Microsoft tackles digital divide with e-waste strategy

16 Aug 2007

The twin issues of the embarrassing dearth of up-to-date computers in Irish schools and the need to dispose of old PCs in an environmentally-efficient manner are being tackled by Microsoft’s Irish operations as part of a new recycling scheme for businesses.

Companies seeking to get rid of computers they no longer use can see them repurposed and ready for use by entities on the other side of the digital divide, namely Irish schools and charities.

The Microsoft Authorised Refurbisher (MAR) programme is designed to increase the number of low-cost computers available to charities and schools, whilst also keeping serviceable computers out of landfills.

Launched today at the Rehab Recycle facility in Tallaght, the scheme provides businesses with a means of disposing of unused or end-of-life computer equipment which can then be serviced, re-conditioned and installed with new software.

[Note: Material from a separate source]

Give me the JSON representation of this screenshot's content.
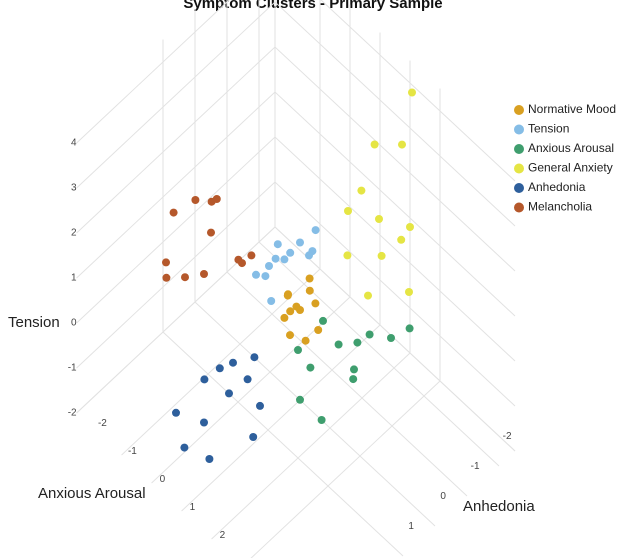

The computers can then be donated to a charity or school that might not otherwise be able to afford the technology needed to access 21st century information technology.

A recent study by the Teachers Union of Ireland recently revealed that 50pc of computers in Irish schools are unusable.

There are currently four companies in Ireland actively refurbishing computers as part of the MAR programme and over 1,00 computers have been re-routed to charities and schools so far.

“The MAR programme, promotes the reuse of technology and provides a ready supply of computers for charities and schools,” explained Tom Murphy, head of public relations and community affairs at Microsoft.

“Already a number of leading environmentally conscious companies are availing of the MAR programme and our aim is that as many companies as possible look at the programme as a realistic alternative to scrapping unused technology while knowing that the donated computers will have a valuable extended life in a growing number of charities and schools,” Murphy said.